She met her servant Jeanne at the entrance of the road, and gave up the donkey-cart to her care. Then she went on sorrowfully and silently to find Marie. The door stood ajar, just as she had left it. She went in more quietly than usual, but Marie heard her. The girl sat just where her mother had left her: the loaf of bread lay untouched. It was plain that Marie had gone without breakfast. Her face was very pale, and her eyes fixed strainingly on her mother, but she did not speak.

Madame Famette's vexation had made her cross, and Marie's pale face increased her trouble: "How naughty thou art then, Marie! I set thee a knife and a plate: thou hadst but to stretch out thy hand. Ciel! but the market tires!" She cut a slice of bread for her daughter, and then she seated herself.

"Mother"—Marie bent forward and shaded her eyes with her hand—"didst thou see Léon Roussel?"

Madame's shoulders went up to her ears in a heave of disgust: "Thou mayest as well know it, Marie: Léon Roussel is promised to Elise Lesage, and they were together in the market.
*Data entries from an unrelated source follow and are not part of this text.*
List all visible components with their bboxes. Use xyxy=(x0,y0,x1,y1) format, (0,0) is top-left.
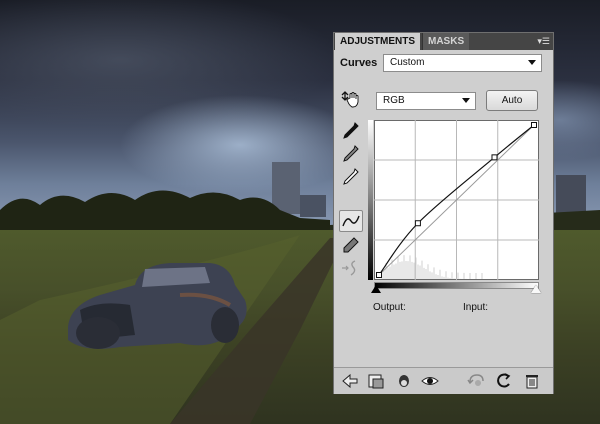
chevron-down-icon xyxy=(528,60,536,65)
input-gradient-bar xyxy=(374,282,539,289)
pencil-draw-icon[interactable] xyxy=(339,234,363,256)
curves-graph[interactable] xyxy=(374,120,539,280)
panel-footer xyxy=(334,367,553,394)
panel-tab-bar: ADJUSTMENTS MASKS ▾☰ xyxy=(334,33,553,50)
preset-value: Custom xyxy=(390,57,425,68)
tab-masks[interactable]: MASKS xyxy=(422,33,470,50)
eye-icon[interactable] xyxy=(420,371,440,391)
back-arrow-icon[interactable] xyxy=(340,371,360,391)
chevron-down-icon xyxy=(462,98,470,103)
channel-value: RGB xyxy=(383,95,405,106)
view-previous-state-icon[interactable] xyxy=(466,371,486,391)
adjustments-panel: ADJUSTMENTS MASKS ▾☰ Curves Custom RGB A… xyxy=(333,32,554,394)
output-gradient-bar xyxy=(368,120,373,280)
tab-adjustments[interactable]: ADJUSTMENTS xyxy=(335,33,421,50)
output-label: Output: xyxy=(373,302,406,313)
white-point-eyedropper-icon[interactable] xyxy=(339,166,363,188)
curve-control-point[interactable] xyxy=(491,154,498,161)
preset-dropdown[interactable]: Custom xyxy=(383,54,542,72)
on-image-adjust-icon[interactable] xyxy=(339,88,363,110)
curve-control-point[interactable] xyxy=(531,122,537,128)
channel-dropdown[interactable]: RGB xyxy=(376,92,476,110)
smooth-curve-icon[interactable] xyxy=(339,257,363,279)
curve-control-point[interactable] xyxy=(376,272,382,278)
white-point-slider[interactable] xyxy=(531,285,541,293)
adjustment-type-label: Curves xyxy=(340,57,378,69)
curve-edit-points-icon[interactable] xyxy=(339,210,363,232)
gray-point-eyedropper-icon[interactable] xyxy=(339,143,363,165)
input-label: Input: xyxy=(463,302,489,313)
abandoned-car xyxy=(68,263,247,349)
panel-menu-icon[interactable]: ▾☰ xyxy=(537,35,550,47)
black-point-eyedropper-icon[interactable] xyxy=(339,120,363,142)
trash-icon[interactable] xyxy=(522,371,542,391)
visibility-layer-icon[interactable] xyxy=(394,371,414,391)
auto-button[interactable]: Auto xyxy=(486,90,538,111)
black-point-slider[interactable] xyxy=(371,285,381,293)
clip-to-layer-icon[interactable] xyxy=(366,371,386,391)
reset-icon[interactable] xyxy=(494,371,514,391)
curve-control-point[interactable] xyxy=(414,220,421,227)
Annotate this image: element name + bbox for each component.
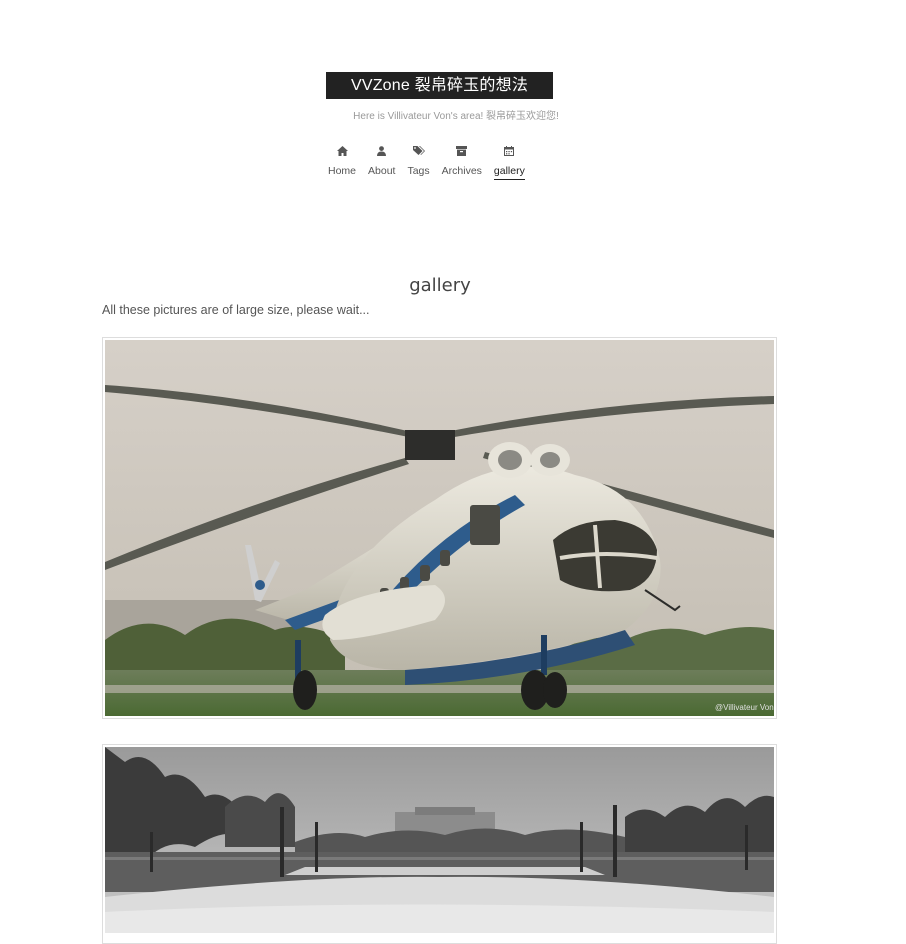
nav-label-archives: Archives xyxy=(441,165,482,177)
site-header: VVZone 裂帛碎玉的想法 Here is Villivateur Von's… xyxy=(0,0,906,220)
gallery-photo-helicopter[interactable]: @Villivateur Von xyxy=(102,337,777,719)
nav-item-archives[interactable]: Archives xyxy=(436,142,488,182)
site-subtitle: Here is Villivateur Von's area! 裂帛碎玉欢迎您! xyxy=(353,111,559,122)
nav-label-gallery: gallery xyxy=(493,164,525,180)
nav-item-about[interactable]: About xyxy=(362,142,401,182)
nav-item-home[interactable]: Home xyxy=(322,142,362,182)
gallery-photo-plaza[interactable] xyxy=(102,744,777,944)
gallery-intro: All these pictures are of large size, pl… xyxy=(102,303,370,317)
site-brand[interactable]: VVZone 裂帛碎玉的想法 xyxy=(326,72,553,99)
nav-label-about: About xyxy=(368,165,396,177)
user-icon xyxy=(375,144,389,158)
helicopter-image: @Villivateur Von xyxy=(105,340,774,716)
main-nav: Home About Tags Archives gallery xyxy=(322,142,531,182)
plaza-image xyxy=(105,747,774,933)
nav-label-tags: Tags xyxy=(407,165,430,177)
nav-item-tags[interactable]: Tags xyxy=(401,142,435,182)
tags-icon xyxy=(412,144,426,158)
calendar-icon xyxy=(502,144,516,158)
archive-icon xyxy=(455,144,469,158)
photo-watermark: @Villivateur Von xyxy=(715,703,774,712)
nav-label-home: Home xyxy=(328,165,357,177)
page-title: gallery xyxy=(409,275,471,296)
nav-item-gallery[interactable]: gallery xyxy=(488,142,531,182)
home-icon xyxy=(335,144,349,158)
See what thy folly has caused!"

But Marie scarcely heard her mother's reproaches. The blood flew up to her face, and then it left her paler than before. She bent lower—lower yet, until she overbalanced and fell like a crushed lily at her mother's feet.

IV.

"How is Marie Famette?" Monsieur Houlard the tailor asks of Monsieur Guéroult the doctor of Aubette, as he meets him hurrying through the Rue de la Boucherie.

"She is better, the poor child! but she must be careful this winter." Then, seeing Houlard look anxious, the good doctor says, "But she is so far better that I have discontinued my visits: I have given Marie leave to come to Aubette."

"That is good news," says Houlard as the doctor shoots past him, and the tailor tells the next person he meets that Marie Famette is as well as ever, and is coming to market as usual.

It is Léon Roussel to whom he tells this, and Monsieur Houlard is pained at the young man's want of interest.